The Regression Test Pipeline

The backbone of the ReFrame regression framework is the regression test pipeline. This is a set of well defined phases that each regression test goes through during its lifetime. The figure below depicts this pipeline in detail.

The regression test pipeline

The regression test pipeline

A regression test starts its life after it has been instantiated by the framework. This is where all the basic information of the test is set. At this point, although it is initialized, the regression test is not yet live, meaning that it does not run yet. The framework will then go over all the loaded and initialized checks (we will talk about the loading and selection phases later), it will pick the next partition of the current system and the next programming environment for testing and will try to run the test. If the test supports the current system partition and the current programming environment, it will be run and it will go through all the following seven phases:

  1. Setup
  2. Compilation
  3. Running
  4. Sanity checking
  5. Performance checking
  6. Cleanup

A test may implement some of them as no-ops. As soon as the test is finished, its resources are cleaned up and the framework’s environment is restored. ReFrame will try to repeat the same procedure on the same regression test using the next programming environment and the next system partition until no further environments and partitions are left to be tested. In the following we elaborate on each of the individual phases of the lifetime of a regression test.

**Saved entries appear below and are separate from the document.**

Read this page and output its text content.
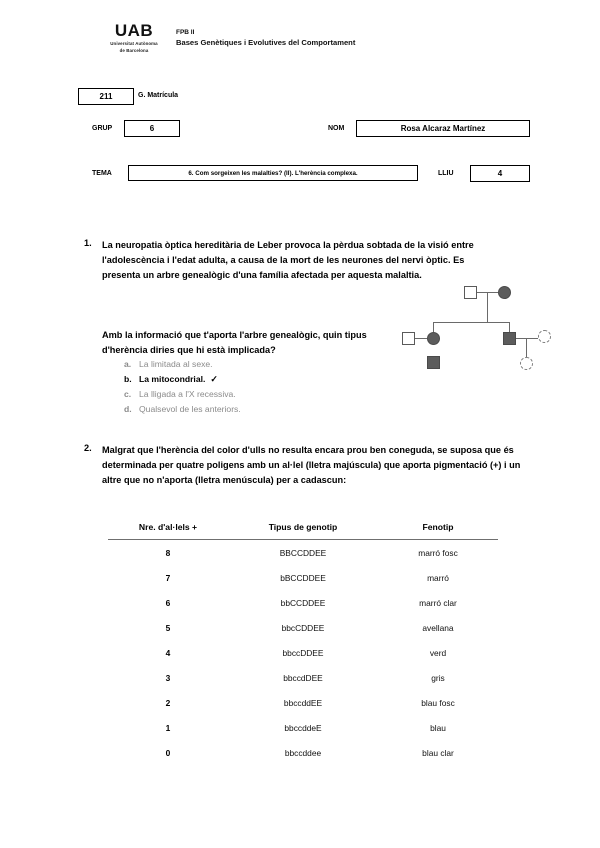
UAB
Universitat Autònoma
de Barcelona
FPB II
Bases Genètiques i Evolutives del Comportament
211	G. Matrícula
GRUP	6	NOM	Rosa Alcaraz Martínez
TEMA	6. Com sorgeixen les malalties? (II). L'herència complexa.	LLIU	4
1. La neuropatia òptica hereditària de Leber provoca la pèrdua sobtada de la visió entre l'adolescència i l'edat adulta, a causa de la mort de les neurones del nervi òptic. Es presenta un arbre genealògic d'una família afectada per aquesta malaltia.
Amb la informació que t'aporta l'arbre genealògic, quin tipus d'herència diries que hi està implicada?
a. La limitada al sexe.
b. La mitocondrial. ✓
c. La lligada a l'X recessiva.
d. Qualsevol de les anteriors.
2. Malgrat que l'herència del color d'ulls no resulta encara prou ben coneguda, se suposa que és determinada per quatre poligens amb un al·lel (lletra majúscula) que aporta pigmentació (+) i un altre que no n'aporta (lletra menúscula) per a cadascun:
Nre. d'al·lels +	Tipus de genotip	Fenotip
8	BBCCDDEE	marró fosc
7	bBCCDDEE	marró
6	bbCCDDEE	marró clar
5	bbcCDDEE	avellana
4	bbccDDEE	verd
3	bbccdDEE	gris
2	bbccddEE	blau fosc
1	bbccddeE	blau
0	bbccddee	blau clar
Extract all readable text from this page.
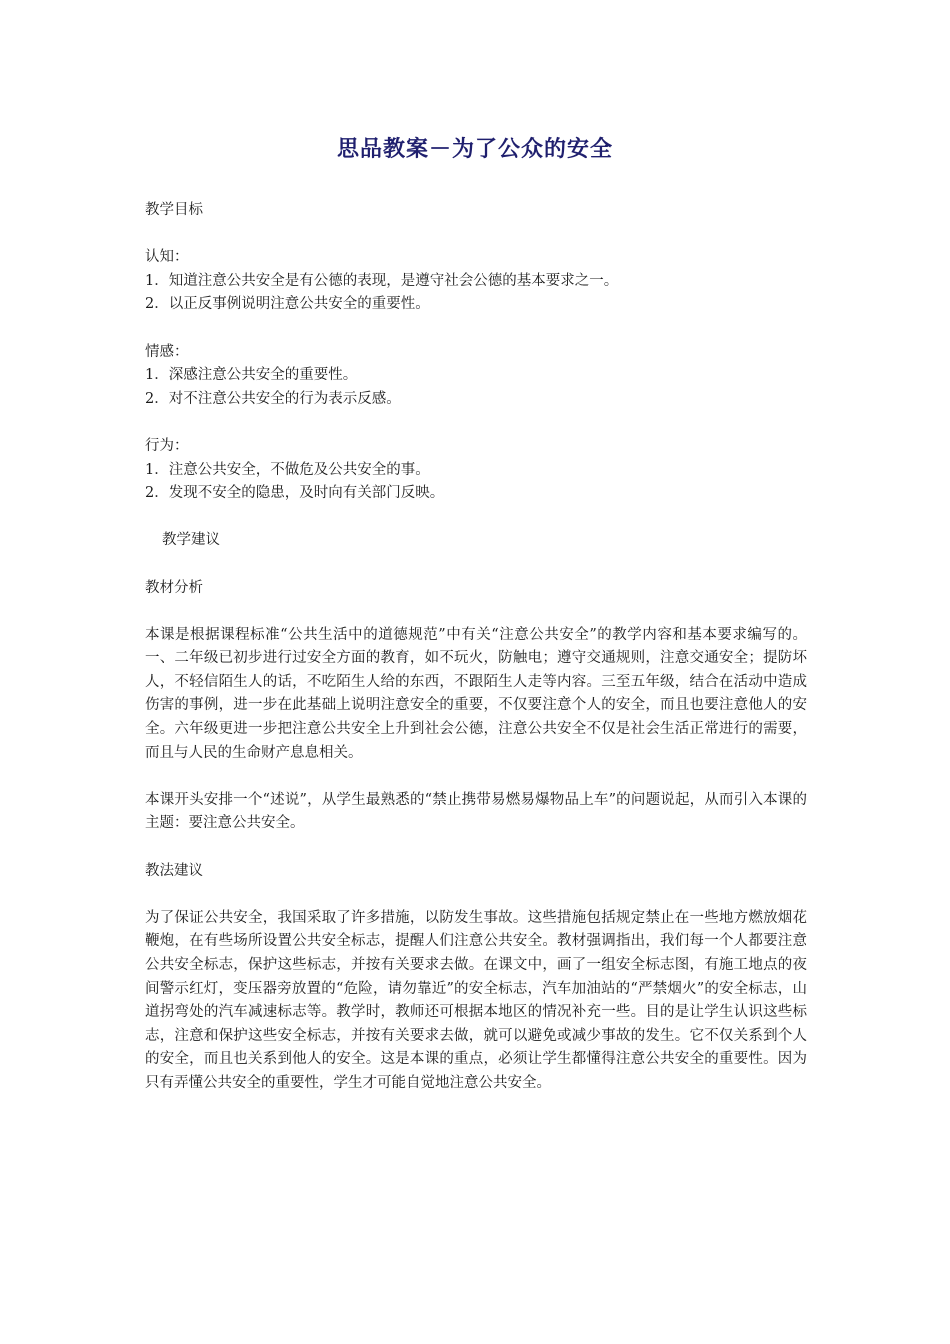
思品教案－为了公众的安全
教学目标
认知：
1．知道注意公共安全是有公德的表现，是遵守社会公德的基本要求之一。
2．以正反事例说明注意公共安全的重要性。
情感：
1．深感注意公共安全的重要性。
2．对不注意公共安全的行为表示反感。
行为：
1．注意公共安全，不做危及公共安全的事。
2．发现不安全的隐患，及时向有关部门反映。
教学建议
教材分析
本课是根据课程标准“公共生活中的道德规范”中有关“注意公共安全”的教学内容和基本要求编写的。一、二年级已初步进行过安全方面的教育，如不玩火，防触电；遵守交通规则，注意交通安全；提防坏人，不轻信陌生人的话，不吃陌生人给的东西，不跟陌生人走等内容。三至五年级，结合在活动中造成伤害的事例，进一步在此基础上说明注意安全的重要，不仅要注意个人的安全，而且也要注意他人的安全。六年级更进一步把注意公共安全上升到社会公德，注意公共安全不仅是社会生活正常进行的需要，而且与人民的生命财产息息相关。
本课开头安排一个“述说”，从学生最熟悉的“禁止携带易燃易爆物品上车”的问题说起，从而引入本课的主题：要注意公共安全。
教法建议
为了保证公共安全，我国采取了许多措施，以防发生事故。这些措施包括规定禁止在一些地方燃放烟花鞭炮，在有些场所设置公共安全标志，提醒人们注意公共安全。教材强调指出，我们每一个人都要注意公共安全标志，保护这些标志，并按有关要求去做。在课文中，画了一组安全标志图，有施工地点的夜间警示红灯，变压器旁放置的“危险，请勿靠近”的安全标志，汽车加油站的“严禁烟火”的安全标志，山道拐弯处的汽车减速标志等。教学时，教师还可根据本地区的情况补充一些。目的是让学生认识这些标志，注意和保护这些安全标志，并按有关要求去做，就可以避免或减少事故的发生。它不仅关系到个人的安全，而且也关系到他人的安全。这是本课的重点，必须让学生都懂得注意公共安全的重要性。因为只有弄懂公共安全的重要性，学生才可能自觉地注意公共安全。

0. The Initialization Phase

This phase is not part of the regression test pipeline as shown above, but it is quite important, since during this phase the test is loaded into memory and initialized. As we shall see in the “Tutorial” and in the “Customizing Further A ReFrame Regression Test” sections, this is the phase where the specification of a test is set. At this point the current system is already known and the test may be set up accordingly. If no further differentiation is needed depending on the system partition or the programming environment, the test could go through the whole pipeline performing all of its work without the need to override any of the other pipeline stages. In fact, this is perhaps the most common case for most of the regression tests.

1. The Setup Phase

A regression test is instantiated once by the framework and it is then copied each time a new system partition or programming environment is tried. This first phase of the regression pipeline serves the purpose of preparing the test to run on the specified partition and programming environment by performing a number of operations described below:

Set up and load the test’s environment

At this point the environment of the current partition, the current programming environment and any test’s specific environment will be loaded. For example, if the current partition requires slurm, the current programming environment is PrgEnv-gnu and the test requires also cudatoolkit, this phase will be equivalent to the following:

module load slurm
module unload PrgEnv-cray
module load PrgEnv-gnu
module load cudatoolkit

Note that the framework automatically detects conflicting modules and unloads them first. So the user need not to care about the existing environment at all. She only needs to specify what is needed by her test.

Setup the test’s paths

Each regression test is associated with a stage directory and an output directory. The stage directory will be the working directory of the test and all of its resources will be copied there before running. The output directory is the directory where some important output files of the test will be kept. By default these are the generated job script file, the standard output and standard error. The user can also specify additional files to be kept in the test’s specification. At this phase, all these directories are created.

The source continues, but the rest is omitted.